Диалог CMXC
— Ты станешь попаданцем! Как это не парадоксально, но ты приобретёшь славу, если отступишь от историзма и начнёшь импровизировать.
— Йпта! Переделать что ли цифры Госплана? Советский Союз не распадётся. Германия объединится в пацифистское государство, а Саддам умрёт от пневмонии в 1968.
— А главное придумать, как он этой пневмонией заразился-то… при такой широте, нелёгкое это дело. Да это-то как раз очевидно. Бацилла пневмонии была сброшена на территорию Ирака в специальных ампулах, и доставлена курдами в Багдад.
— Ты хочешь сказать, что Мостовщиков уедет в Ирак на гражданскую войну? Встретится там и подружится с Пересом-Ревертой, и тот вставит его в роман «Звон колокольчика»? А потом Мостовщикова расстреляют на Лубянке?
Диалог CMXCI
— Шрам на теле долговечнее обручального кольца или нательного креста — их можно потерять, а шрам остаётся. Со шрамами — множество историй: я как-то удивлён, что не наблюдаю какой-нибудь книги «История шрамов» или «Семантика шрамирования». Очень странно их разглядывать — вот след детской игры, а вот дурацкий случай на стройке. А вот ты порезался, тонкая бела полоса перечеркнула ладонь, а двух свидетелей этого уже нет в живых. Или вот ещё один шрам — две жены назад.
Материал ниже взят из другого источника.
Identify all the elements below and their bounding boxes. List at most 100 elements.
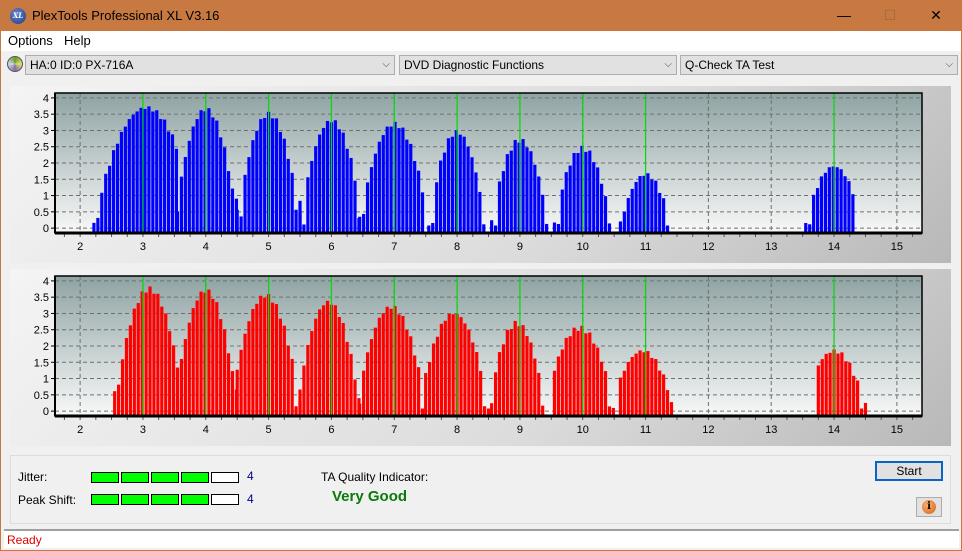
histogram-bar [417,367,421,416]
histogram-bar [373,153,378,233]
peak-shift-chart-panel: 0 0.5 1 1.5 2 2.5 3 3.5 4 2 3 4 5 6 7 8 9 10 11 12 13 14 15 [10,269,951,446]
meter-segment [91,494,119,505]
histogram-bar [151,111,155,233]
x-tick-label: 10 [577,424,589,436]
histogram-bar [270,118,275,233]
histogram-bar [251,308,255,416]
histogram-bar [362,213,366,233]
histogram-bar [337,129,341,233]
histogram-bar [856,380,860,416]
histogram-bar [243,333,247,416]
histogram-bar [239,216,243,233]
histogram-bar [286,345,290,416]
histogram-bar [650,179,654,233]
y-tick-label: 3.5 [34,292,49,304]
histogram-bar [839,169,843,233]
histogram-bar [556,356,560,416]
histogram-bar [219,319,223,416]
x-tick-label: 2 [77,241,83,253]
info-button[interactable]: i [916,497,942,517]
histogram-bar [115,143,120,233]
histogram-bar [420,192,425,233]
histogram-bar [373,327,378,416]
peak-shift-value: 4 [247,492,254,506]
drive-select[interactable]: HA:0 ID:0 PX-716A ⌵ [25,55,395,75]
histogram-bar [381,313,385,416]
x-tick-label: 12 [702,424,714,436]
histogram-bar [139,107,143,233]
x-tick-label: 9 [517,424,523,436]
histogram-bar [596,167,600,233]
close-button[interactable]: ✕ [913,0,959,31]
histogram-bar [111,150,116,233]
results-group [10,455,951,524]
histogram-bar [325,120,330,233]
histogram-bar [230,188,235,233]
histogram-bar [259,295,263,416]
y-tick-label: 1 [43,374,49,386]
histogram-bar [230,371,235,416]
meter-segment [181,494,209,505]
maximize-button[interactable]: ☐ [867,0,913,31]
app-logo-icon: XL [10,8,26,24]
histogram-bar [435,336,440,416]
histogram-bar [113,391,117,416]
y-tick-label: 1.5 [34,357,49,369]
histogram-bar [847,181,851,233]
histogram-bar [385,126,389,233]
histogram-bar [521,325,525,416]
test-select-value: Q-Check TA Test [685,58,775,72]
histogram-bar [815,188,820,233]
histogram-bar [255,303,259,416]
histogram-bar [413,161,417,233]
histogram-bar [599,183,604,233]
histogram-bar [533,358,537,416]
peak-shift-label: Peak Shift: [18,493,77,507]
histogram-bar [479,370,483,416]
histogram-bar [353,180,357,233]
histogram-bar [183,156,187,233]
histogram-bar [654,180,658,233]
histogram-bar [219,137,223,233]
jitter-chart: 0 0.5 1 1.5 2 2.5 3 3.5 4 2 3 4 5 6 7 8 9 10 11 12 13 14 15 [34,92,923,253]
test-select[interactable]: Q-Check TA Test ⌵ [680,55,958,75]
histogram-bar [152,293,156,416]
histogram-bar [191,126,195,233]
histogram-bar [470,157,474,233]
function-select-value: DVD Diagnostic Functions [404,58,545,72]
histogram-bar [634,353,638,416]
menu-options[interactable]: Options [8,33,53,48]
histogram-bar [235,369,239,416]
histogram-bar [603,371,608,416]
histogram-bar [321,305,326,416]
histogram-bar [163,119,167,233]
histogram-bar [263,117,267,233]
histogram-bar [592,162,596,233]
histogram-bar [513,139,517,233]
y-tick-label: 3 [43,308,49,320]
minimize-button[interactable]: — [821,0,867,31]
histogram-bar [314,146,318,233]
jitter-value: 4 [247,469,254,483]
histogram-bar [358,216,362,233]
histogram-bar [199,110,203,233]
histogram-bar [618,221,623,233]
start-button[interactable]: Start [875,461,943,481]
histogram-bar [497,181,502,233]
histogram-bar [467,329,471,416]
x-tick-label: 8 [454,241,460,253]
histogram-bar [381,135,385,233]
histogram-bar [401,127,405,233]
histogram-bar [345,341,349,416]
histogram-bar [509,150,513,233]
meter-segment [91,472,119,483]
x-tick-label: 4 [203,424,209,436]
histogram-bar [458,134,462,233]
histogram-bar [310,331,314,416]
toolbar: HA:0 ID:0 PX-716A ⌵ DVD Diagnostic Funct… [1,51,961,79]
histogram-bar [223,329,227,416]
y-tick-label: 2 [43,341,49,353]
menu-help[interactable]: Help [64,33,91,48]
function-select[interactable]: DVD Diagnostic Functions ⌵ [399,55,677,75]
histogram-bar [175,211,180,233]
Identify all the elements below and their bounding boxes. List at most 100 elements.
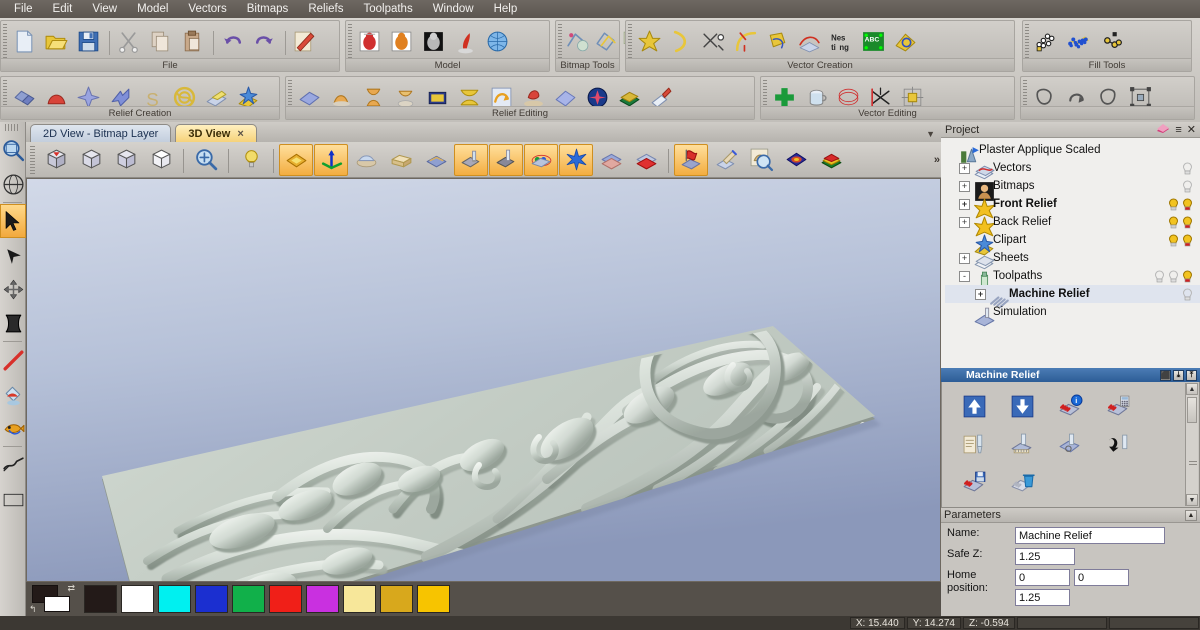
vector-doctor-icon[interactable] [890,26,921,57]
toolpath-delete-button[interactable] [998,463,1046,501]
scroll-down-arrow[interactable]: ▼ [1186,494,1198,506]
polyline-tool[interactable] [0,448,26,482]
toolpath-measure-button[interactable] [998,425,1046,463]
tree-item-simulation[interactable]: Simulation [945,303,1200,326]
tree-item-lights[interactable] [1181,287,1194,301]
trim-vectors-icon[interactable] [698,26,729,57]
relief-red-button[interactable] [629,144,663,176]
star-polygon-icon[interactable] [634,26,665,57]
tree-item-plaster-applique-scaled[interactable]: Plaster Applique Scaled [945,141,1200,163]
tree-expander[interactable]: + [959,198,970,210]
tree-item-lights[interactable] [1153,269,1194,283]
collapse-parameters-button[interactable]: ▲ [1185,509,1197,521]
tree-item-lights[interactable] [1167,233,1194,247]
zoom-button[interactable] [189,144,223,176]
tree-item-lights[interactable] [1181,161,1194,175]
rectangle-tool[interactable] [0,482,26,516]
close-icon[interactable]: ✕ [1187,123,1196,136]
show-texture-button[interactable] [419,144,453,176]
toolpath-notes-button[interactable] [950,425,998,463]
tree-item-clipart[interactable]: Clipart [945,231,1200,255]
menu-item-toolpaths[interactable]: Toolpaths [353,1,422,17]
tree-expander[interactable]: - [959,270,970,282]
minimize-button[interactable]: ⤓ [1173,369,1184,381]
palette-swatch-6[interactable] [306,585,339,613]
point-connect-icon[interactable] [1095,26,1126,57]
arc-curve-icon[interactable] [666,26,697,57]
spline-fill-icon[interactable] [1063,26,1094,57]
tree-item-back-relief[interactable]: + Back Relief [945,213,1200,236]
top-view-button[interactable] [74,144,108,176]
tree-item-lights[interactable] [1181,179,1194,193]
notes-pencil-icon[interactable] [289,26,320,57]
save-disk-icon[interactable] [73,26,104,57]
offset-vector-icon[interactable] [762,26,793,57]
node-edit-tool[interactable] [0,238,26,272]
preview-button[interactable] [744,144,778,176]
clipart-button[interactable] [559,143,593,176]
tree-item-lights[interactable] [1167,215,1194,229]
select-tool[interactable] [0,204,26,238]
new-document-icon[interactable] [9,26,40,57]
show-model-button[interactable] [349,144,383,176]
scroll-thumb[interactable] [1187,397,1197,423]
scroll-up-arrow[interactable]: ▲ [1186,383,1198,395]
show-axes-button[interactable] [314,143,348,176]
menu-item-vectors[interactable]: Vectors [178,1,236,17]
bitmap-to-relief-icon[interactable] [354,26,385,57]
view-tab-2d-view-bitmap-layer[interactable]: 2D View - Bitmap Layer [30,124,172,142]
toolbar-overflow-button[interactable]: » [934,154,940,166]
fillet-vectors-icon[interactable] [730,26,761,57]
restore-button[interactable]: ⬛ [1160,369,1171,381]
pin-icon[interactable]: ≡ [1175,124,1181,136]
distort-tool[interactable] [0,306,26,340]
tree-item-sheets[interactable]: + Sheets [945,249,1200,269]
palette-swatch-1[interactable] [121,585,154,613]
paste-icon[interactable] [177,26,208,57]
swap-colours-icon[interactable]: ⇄ [67,583,75,594]
paint-relief-button[interactable] [709,144,743,176]
clipart-tool[interactable] [0,411,26,445]
safe-z-field[interactable]: 1.25 [1015,548,1075,565]
tree-expander[interactable]: + [959,162,970,174]
nesting-icon[interactable]: Nes ti ng [826,26,857,57]
home-z-field[interactable]: 1.25 [1015,589,1070,606]
bitmap-to-vector-icon[interactable] [564,26,591,57]
sphere-mesh-icon[interactable] [482,26,513,57]
tab-close-icon[interactable]: × [237,128,243,140]
move-down-button[interactable] [998,387,1046,425]
tree-item-vectors[interactable]: + Vectors [945,159,1200,179]
node-fill-icon[interactable] [1031,26,1062,57]
palette-swatch-9[interactable] [417,585,450,613]
text-abc-icon[interactable]: ABC [858,26,889,57]
side-view-button[interactable] [144,144,178,176]
relief-layer-button[interactable] [594,144,628,176]
lighting-button[interactable] [234,144,268,176]
greyscale-bitmap-icon[interactable] [418,26,449,57]
palette-swatch-7[interactable] [343,585,376,613]
tree-expander[interactable]: + [975,288,986,300]
home-x-field[interactable]: 0 [1015,569,1070,586]
front-view-button[interactable] [109,144,143,176]
wrap-vector-icon[interactable] [794,26,825,57]
menu-item-edit[interactable]: Edit [43,1,83,17]
color-bitmap-icon[interactable] [386,26,417,57]
line-tool[interactable] [0,343,26,377]
view-tab-3d-view[interactable]: 3D View × [175,124,257,142]
palette-swatch-8[interactable] [380,585,413,613]
show-plane-button[interactable] [279,143,313,176]
tree-item-machine-relief[interactable]: + Machine Relief [945,285,1200,308]
menu-item-reliefs[interactable]: Reliefs [298,1,353,17]
shade-button[interactable] [779,144,813,176]
vector-to-bitmap-icon[interactable] [592,26,619,57]
transform-tool[interactable] [0,272,26,306]
globe-tool[interactable] [0,167,26,201]
iso-view-button[interactable] [39,144,73,176]
name-field[interactable]: Machine Relief [1015,527,1165,544]
copy-icon[interactable] [145,26,176,57]
toolpath-preview-button[interactable] [1046,425,1094,463]
tree-item-front-relief[interactable]: + Front Relief [945,195,1200,218]
reset-colours-icon[interactable]: ↰ [29,604,37,615]
simulate-button[interactable] [454,143,488,176]
maximize-button[interactable]: ⤒ [1186,369,1197,381]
— Есть такая косметическая операция — иссечение шрама. После пары жен можно применить.
— О, мой первый муж вычертил себе на руке мои инициалы, крупно так. Кажется, не свёл.
— Да, это немного ограничивает в выборе партнёров — но можно приспособиться, да.
— Чем же ограничивает, и кого?
— Ну, уж как написал М.М., так и приходится ограничиваться Маринами Мнишек и Мариями Медичи.
— Хуже, там и имя. Насчет ограничений, практика показывает, что женщин с иными инициалами это только раззадоривает (мазохистически, конечно). Стараются доказать, что они лучше, чем та, чьи инициалы.
— Ну и что же, что имя? Например «Катя» можно переделать в «Катя валы, бушует океан страстей».
— А фамилию? Даже страшно подумать, как бы вы выворачивались в таком варианте.
— Я-то на счёт раз!
— Поручик, молчать!
— Ну так в чём проблема? Таких, как я, конечно, не сыщешь, но есть много недопёсков.
— Это вы к чему? Недопески, да, бывают обворожительные.
Диалог CMXCII
— Не понимаю, что это за кресло-кровать, «на котором все залетают». То есть барышни залетают — это ясно. А мужчины?
— В Советской Армии было понятие «залётчик». Это офицер, которого поймали на пьянке или прочем распиздяйстве. Впрочем, всё может быть. Но кресло я бы помыл. На всякий случай.
Диалог CMXCIII
— Всегда важно место. Когда дома сидишь, в раскрытое окно куришь — это Дар Богов. А на лестнице это унизительно. В присутствии нельзя, а на крыльце перед присутствием пошло. Оттого хожу и на службу, и на лекции пешком. Курю.
— Да и пить тоже сложно со вкусом, как Гроссман пил. А Гроссман пил в Армении, с видом на горы из окна.
— А пошли с утра пить на пленер! Чисто, с целью, чтоб хорошо и правильно.
— Холодно.
— Во-первых, там, на пленере совершенно гениальное тёплое солнце. Во-вторых, мы ж не по лимонаду с сельтерской.
— Это не наш метод. Что ж, пить стоя?
— Пить стоя можно только у парапета Яузы. Рядом с бывшей мастерской писателя и художника Коваля, а теперь только русский хуй знает рядом с чем.
— А что? Ваша мысль о парапете Яузы кажется мне вполне достойной претворения. Пивали мы на парапетах Яузы.
Диалог CMXCIV
— У кого хороший стол, у того хороший стул. Я первый сформулировал?
— Каковы корма, такова и корма. Это карма.
Диалог CMXCV
— Жаль, что ваш автоответчик не делится новостями с хозяйкой: «Здравствуй, дорогой автоответчик», — говорю я обычно ему. — «Как ты думаешь, не позвать ли мне твою хозяйку опять в гости? То есть, я понимаю, что уже тебе надоел, но ведь мы столько времени знакомы? Нет, автоответчик, я звоню просто так, и не буду дублировать эту надпись на другом языке — хотя ты мне всегда напоминаешь, что знаешь по-иностранному. Спасибо».
— Ничего себе! Просто позовите меня.
Диалог CMXCVI
— Ну, как учил нас писатель Дивов — шедевров не будет. Правда, я не помню, почему не будет — то ли моховиков не завезут, то ли всех просто отпиздят.